In 1918, Prokudin-Gorsky escaped an increasingly chaotic and violent Russia, with nearly 2,000 of his bulky glass negatives. His subsequent peripatetic existence, before settling in Paris, makes his collection's survival all the more miraculous. The U.S. Library of Congress acquired Prokudin-Gorsky's collection in 1948, and since then his images have become critical in our understanding of pre-revolutionary Russia.
William Craft Brumfield — photographer, scholar, and the leading authority on Russian architecture in the West — began working with Prokudin-Gorsky's photographs in 1985. He curated the first public exhibition of them in the United States and has annotated the entire collection.
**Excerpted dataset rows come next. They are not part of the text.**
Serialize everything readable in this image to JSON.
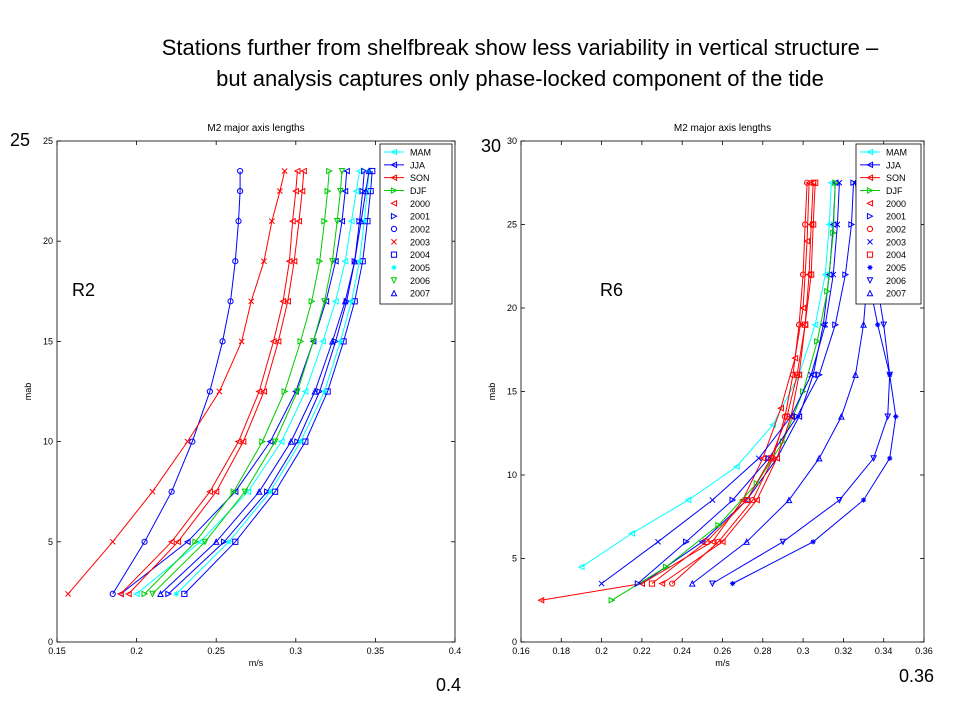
{
  "slide": {
    "title_line1": "Stations further from shelfbreak show less variability in vertical structure –",
    "title_line2": "but analysis captures only phase-locked component of the tide"
  },
  "overlay": {
    "left_top": "25",
    "left_station": "R2",
    "left_bottom": "0.4",
    "right_top": "30",
    "right_station": "R6",
    "right_bottom": "0.36"
  },
  "chart_data": [
    {
      "type": "line",
      "title": "M2 major axis lengths",
      "xlabel": "m/s",
      "ylabel": "mab",
      "xlim": [
        0.15,
        0.4
      ],
      "ylim": [
        0,
        25
      ],
      "xticks": [
        "0.15",
        "0.2",
        "0.25",
        "0.3",
        "0.35",
        "0.4"
      ],
      "yticks": [
        "0",
        "5",
        "10",
        "15",
        "20",
        "25"
      ],
      "grid": false,
      "legend_position": "top-right",
      "legend": [
        "MAM",
        "JJA",
        "SON",
        "DJF",
        "2000",
        "2001",
        "2002",
        "2003",
        "2004",
        "2005",
        "2006",
        "2007"
      ],
      "series": [
        {
          "name": "MAM",
          "color": "#00ffff",
          "marker": "triangle-left",
          "x": [
            0.2,
            0.24,
            0.27,
            0.291,
            0.306,
            0.317,
            0.325,
            0.331,
            0.335,
            0.338,
            0.34
          ],
          "y": [
            2.4,
            5,
            7.5,
            10,
            12.5,
            15,
            17,
            19,
            21,
            22.5,
            23.5
          ]
        },
        {
          "name": "JJA",
          "color": "#0000ff",
          "marker": "triangle-left",
          "x": [
            0.19,
            0.232,
            0.262,
            0.284,
            0.3,
            0.311,
            0.319,
            0.325,
            0.329,
            0.331,
            0.332
          ],
          "y": [
            2.4,
            5,
            7.5,
            10,
            12.5,
            15,
            17,
            19,
            21,
            22.5,
            23.5
          ]
        },
        {
          "name": "SON",
          "color": "#ff0000",
          "marker": "triangle-left",
          "x": [
            0.195,
            0.226,
            0.25,
            0.267,
            0.28,
            0.289,
            0.295,
            0.299,
            0.302,
            0.304,
            0.305
          ],
          "y": [
            2.4,
            5,
            7.5,
            10,
            12.5,
            15,
            17,
            19,
            21,
            22.5,
            23.5
          ]
        },
        {
          "name": "DJF",
          "color": "#00cc00",
          "marker": "triangle-right",
          "x": [
            0.205,
            0.237,
            0.261,
            0.279,
            0.293,
            0.303,
            0.31,
            0.315,
            0.318,
            0.32,
            0.321
          ],
          "y": [
            2.4,
            5,
            7.5,
            10,
            12.5,
            15,
            17,
            19,
            21,
            22.5,
            23.5
          ]
        },
        {
          "name": "2000",
          "color": "#ff0000",
          "marker": "triangle-left",
          "x": [
            0.19,
            0.222,
            0.246,
            0.264,
            0.277,
            0.286,
            0.292,
            0.296,
            0.298,
            0.3,
            0.301
          ],
          "y": [
            2.4,
            5,
            7.5,
            10,
            12.5,
            15,
            17,
            19,
            21,
            22.5,
            23.5
          ]
        },
        {
          "name": "2001",
          "color": "#0000ff",
          "marker": "triangle-right",
          "x": [
            0.22,
            0.255,
            0.282,
            0.301,
            0.315,
            0.325,
            0.332,
            0.337,
            0.34,
            0.342,
            0.343
          ],
          "y": [
            2.4,
            5,
            7.5,
            10,
            12.5,
            15,
            17,
            19,
            21,
            22.5,
            23.5
          ]
        },
        {
          "name": "2002",
          "color": "#0000ff",
          "marker": "circle",
          "x": [
            0.185,
            0.205,
            0.222,
            0.235,
            0.246,
            0.254,
            0.259,
            0.262,
            0.264,
            0.265,
            0.265
          ],
          "y": [
            2.4,
            5,
            7.5,
            10,
            12.5,
            15,
            17,
            19,
            21,
            22.5,
            23.5
          ]
        },
        {
          "name": "2003",
          "color": "#ff0000",
          "marker": "x",
          "x": [
            0.157,
            0.185,
            0.21,
            0.232,
            0.252,
            0.266,
            0.272,
            0.28,
            0.285,
            0.29,
            0.293
          ],
          "y": [
            2.4,
            5,
            7.5,
            10,
            12.5,
            15,
            17,
            19,
            21,
            22.5,
            23.5
          ]
        },
        {
          "name": "2004",
          "color": "#0000ff",
          "marker": "square",
          "x": [
            0.23,
            0.262,
            0.287,
            0.306,
            0.32,
            0.33,
            0.337,
            0.342,
            0.345,
            0.347,
            0.348
          ],
          "y": [
            2.4,
            5,
            7.5,
            10,
            12.5,
            15,
            17,
            19,
            21,
            22.5,
            23.5
          ]
        },
        {
          "name": "2005",
          "color": "#00ffff",
          "marker": "asterisk",
          "x": [
            0.225,
            0.258,
            0.284,
            0.303,
            0.318,
            0.328,
            0.335,
            0.34,
            0.343,
            0.345,
            0.346
          ],
          "y": [
            2.4,
            5,
            7.5,
            10,
            12.5,
            15,
            17,
            19,
            21,
            22.5,
            23.5
          ]
        },
        {
          "name": "2006",
          "color": "#00cc00",
          "marker": "triangle-down",
          "x": [
            0.21,
            0.243,
            0.268,
            0.287,
            0.301,
            0.311,
            0.318,
            0.323,
            0.326,
            0.328,
            0.329
          ],
          "y": [
            2.4,
            5,
            7.5,
            10,
            12.5,
            15,
            17,
            19,
            21,
            22.5,
            23.5
          ]
        },
        {
          "name": "2007",
          "color": "#0000ff",
          "marker": "triangle-up",
          "x": [
            0.215,
            0.25,
            0.277,
            0.297,
            0.312,
            0.323,
            0.331,
            0.337,
            0.341,
            0.344,
            0.346
          ],
          "y": [
            2.4,
            5,
            7.5,
            10,
            12.5,
            15,
            17,
            19,
            21,
            22.5,
            23.5
          ]
        }
      ]
    },
    {
      "type": "line",
      "title": "M2 major axis lengths",
      "xlabel": "m/s",
      "ylabel": "mab",
      "xlim": [
        0.16,
        0.36
      ],
      "ylim": [
        0,
        30
      ],
      "xticks": [
        "0.16",
        "0.18",
        "0.2",
        "0.22",
        "0.24",
        "0.26",
        "0.28",
        "0.3",
        "0.32",
        "0.34",
        "0.36"
      ],
      "yticks": [
        "0",
        "5",
        "10",
        "15",
        "20",
        "25",
        "30"
      ],
      "grid": false,
      "legend_position": "top-right",
      "legend": [
        "MAM",
        "JJA",
        "SON",
        "DJF",
        "2000",
        "2001",
        "2002",
        "2003",
        "2004",
        "2005",
        "2006",
        "2007"
      ],
      "series": [
        {
          "name": "MAM",
          "color": "#00ffff",
          "marker": "triangle-left",
          "x": [
            0.19,
            0.215,
            0.243,
            0.267,
            0.285,
            0.298,
            0.306,
            0.311,
            0.313,
            0.314
          ],
          "y": [
            4.5,
            6.5,
            8.5,
            10.5,
            13,
            16,
            19,
            22,
            25,
            27.5
          ]
        },
        {
          "name": "JJA",
          "color": "#0000ff",
          "marker": "triangle-left",
          "x": [
            0.22,
            0.25,
            0.272,
            0.287,
            0.298,
            0.305,
            0.31,
            0.313,
            0.315,
            0.316
          ],
          "y": [
            3.5,
            6,
            8.5,
            11,
            13.5,
            16,
            19,
            22,
            25,
            27.5
          ]
        },
        {
          "name": "SON",
          "color": "#ff0000",
          "marker": "triangle-left",
          "x": [
            0.17,
            0.22,
            0.255,
            0.27,
            0.28,
            0.289,
            0.296,
            0.3,
            0.302,
            0.303
          ],
          "y": [
            2.5,
            3.5,
            6,
            8.5,
            11,
            14,
            17,
            20,
            24,
            27.5
          ]
        },
        {
          "name": "DJF",
          "color": "#00cc00",
          "marker": "triangle-right",
          "x": [
            0.205,
            0.232,
            0.258,
            0.277,
            0.29,
            0.3,
            0.307,
            0.312,
            0.315,
            0.316
          ],
          "y": [
            2.5,
            4.5,
            7,
            9.5,
            12,
            15,
            18,
            21,
            24.5,
            27.5
          ]
        },
        {
          "name": "2000",
          "color": "#ff0000",
          "marker": "triangle-left",
          "x": [
            0.23,
            0.26,
            0.277,
            0.287,
            0.294,
            0.298,
            0.301,
            0.303,
            0.304,
            0.305
          ],
          "y": [
            3.5,
            6,
            8.5,
            11,
            13.5,
            16,
            19,
            22,
            25,
            27.5
          ]
        },
        {
          "name": "2001",
          "color": "#0000ff",
          "marker": "triangle-right",
          "x": [
            0.218,
            0.242,
            0.265,
            0.283,
            0.297,
            0.308,
            0.316,
            0.321,
            0.324,
            0.325
          ],
          "y": [
            3.5,
            6,
            8.5,
            11,
            13.5,
            16,
            19,
            22,
            25,
            27.5
          ]
        },
        {
          "name": "2002",
          "color": "#ff0000",
          "marker": "circle",
          "x": [
            0.235,
            0.258,
            0.275,
            0.285,
            0.291,
            0.295,
            0.298,
            0.3,
            0.301,
            0.302
          ],
          "y": [
            3.5,
            6,
            8.5,
            11,
            13.5,
            16,
            19,
            22,
            25,
            27.5
          ]
        },
        {
          "name": "2003",
          "color": "#0000ff",
          "marker": "x",
          "x": [
            0.2,
            0.228,
            0.255,
            0.278,
            0.294,
            0.304,
            0.311,
            0.315,
            0.317,
            0.318
          ],
          "y": [
            3.5,
            6,
            8.5,
            11,
            13.5,
            16,
            19,
            22,
            25,
            27.5
          ]
        },
        {
          "name": "2004",
          "color": "#ff0000",
          "marker": "square",
          "x": [
            0.225,
            0.252,
            0.272,
            0.284,
            0.292,
            0.297,
            0.301,
            0.304,
            0.305,
            0.306
          ],
          "y": [
            3.5,
            6,
            8.5,
            11,
            13.5,
            16,
            19,
            22,
            25,
            27.5
          ]
        },
        {
          "name": "2005",
          "color": "#0000ff",
          "marker": "asterisk",
          "x": [
            0.265,
            0.305,
            0.33,
            0.343,
            0.346,
            0.343,
            0.337,
            0.332,
            0.328,
            0.326
          ],
          "y": [
            3.5,
            6,
            8.5,
            11,
            13.5,
            16,
            19,
            22,
            25,
            27.5
          ]
        },
        {
          "name": "2006",
          "color": "#0000ff",
          "marker": "triangle-down",
          "x": [
            0.255,
            0.29,
            0.318,
            0.335,
            0.342,
            0.343,
            0.34,
            0.336,
            0.333,
            0.331
          ],
          "y": [
            3.5,
            6,
            8.5,
            11,
            13.5,
            16,
            19,
            22,
            25,
            27.5
          ]
        },
        {
          "name": "2007",
          "color": "#0000ff",
          "marker": "triangle-up",
          "x": [
            0.245,
            0.272,
            0.293,
            0.308,
            0.319,
            0.326,
            0.33,
            0.332,
            0.333,
            0.333
          ],
          "y": [
            3.5,
            6,
            8.5,
            11,
            13.5,
            16,
            19,
            22,
            25,
            27.5
          ]
        }
      ]
    }
  ]
}
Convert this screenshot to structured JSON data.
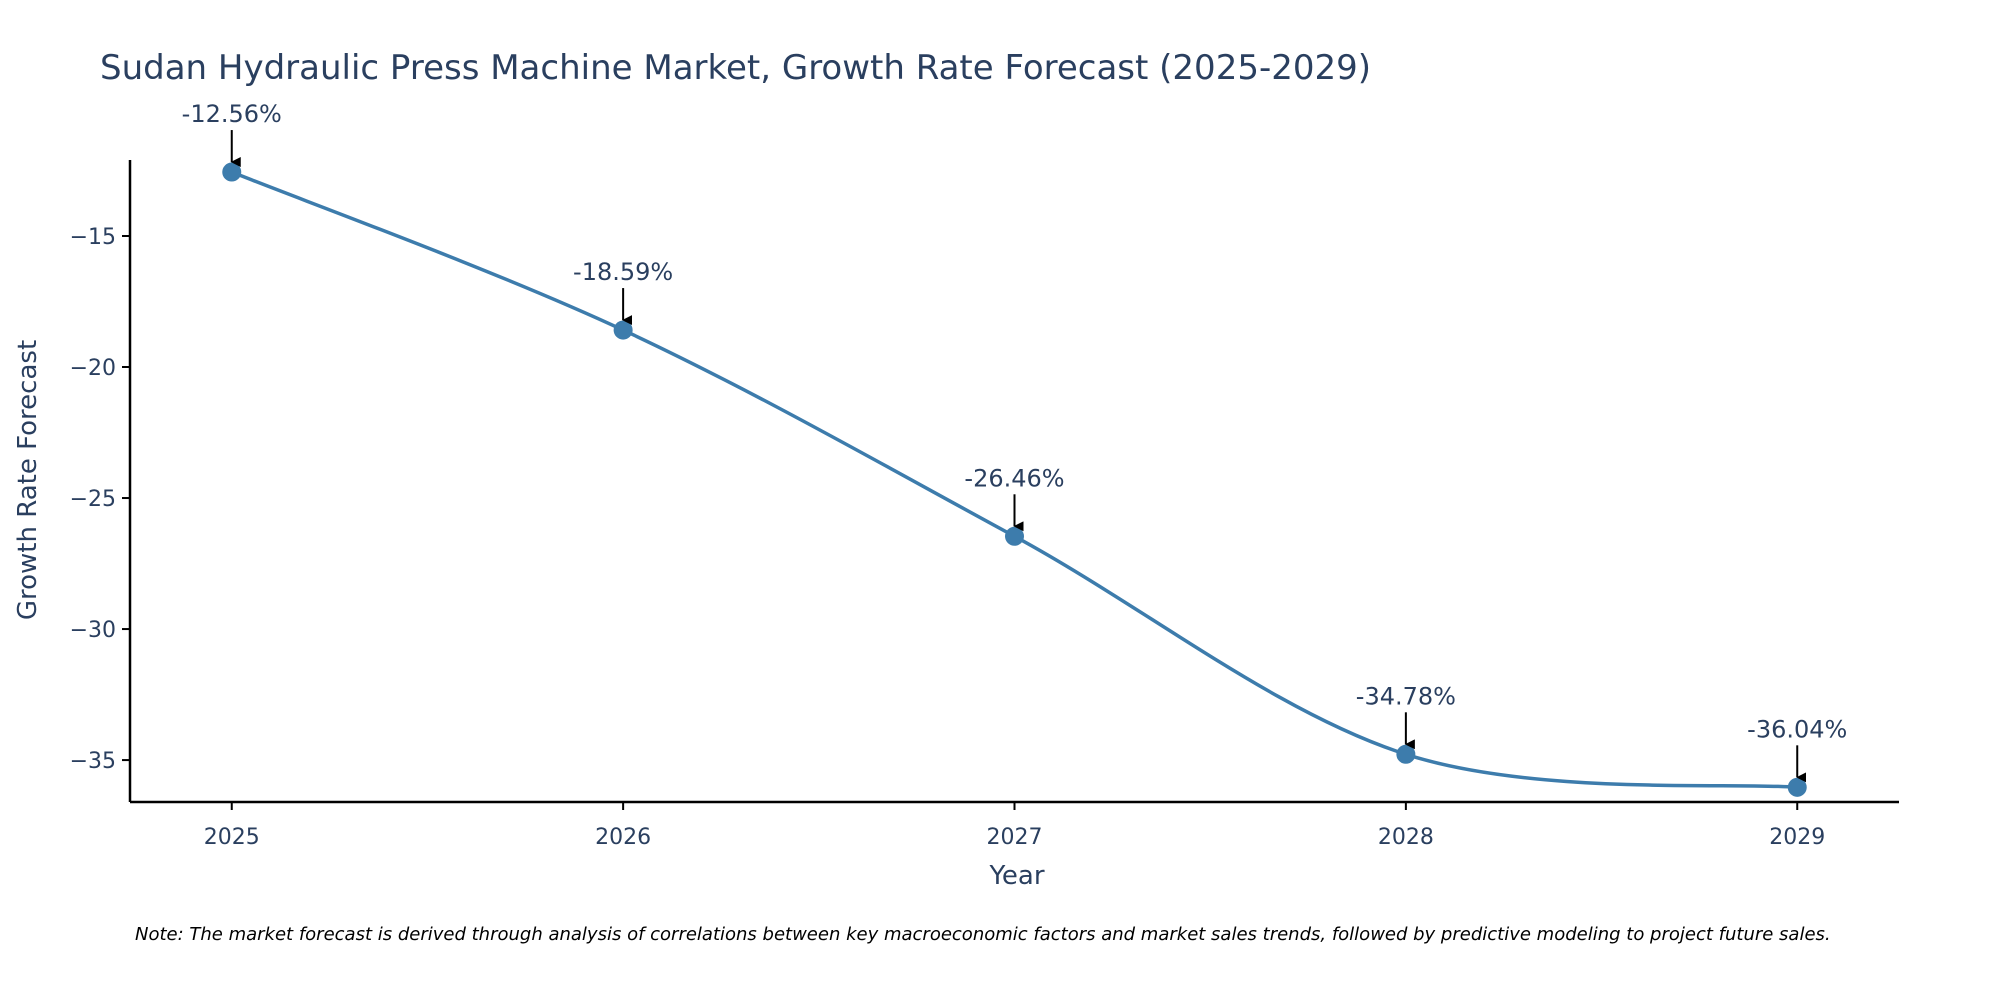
{
  "colors": {
    "line": "#3d7cac",
    "marker": "#3d7cac",
    "text": "#2a3f5f",
    "axis": "#000000",
    "arrow": "#000000",
    "note_text": "#000000"
  },
  "chart_data": {
    "type": "line",
    "title": "Sudan Hydraulic Press Machine Market, Growth Rate Forecast (2025-2029)",
    "xlabel": "Year",
    "ylabel": "Growth Rate Forecast",
    "x": [
      2025,
      2026,
      2027,
      2028,
      2029
    ],
    "x_tick_labels": [
      "2025",
      "2026",
      "2027",
      "2028",
      "2029"
    ],
    "series": [
      {
        "name": "Growth Rate Forecast",
        "values": [
          -12.56,
          -18.59,
          -26.46,
          -34.78,
          -36.04
        ],
        "labels": [
          "-12.56%",
          "-18.59%",
          "-26.46%",
          "-34.78%",
          "-36.04%"
        ]
      }
    ],
    "y_ticks": [
      -15,
      -20,
      -25,
      -30,
      -35
    ],
    "y_tick_labels": [
      "−15",
      "−20",
      "−25",
      "−30",
      "−35"
    ],
    "xlim": [
      2024.74,
      2029.26
    ],
    "ylim": [
      -36.6,
      -12.1
    ],
    "grid": false,
    "line_shape": "spline"
  },
  "note": "Note: The market forecast is derived through analysis of correlations between key macroeconomic factors and market sales trends, followed by predictive modeling to project future sales."
}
In Journeys through the Russian Empire, Brumfield — who has spent decades traversing Russia, photographing buildings and landscapes in their various stages of disintegration or restoration — juxtaposes Prokudin-Gorsky's images against the reality of today. In examining the intersections between his own photography and that of Prokudin-Gorsky, Brumfield assesses the state of preservation of Russia's architectural heritage and calls into question the nostalgic assumptions of those who see Prokudin-Gorsky's images as merely the recovery of a lost, idyllic, pre-Soviet Russia.
This lavishly illustrated volume — which features some 400 stunning full-color images of ancient churches and mosques, railways and monasteries, towns and remote natural landscapes — is a testament to two brilliant photographers, whose work prompts and illuminates, monument by monument, questions of conservation, restoration, and cultural identity and memory.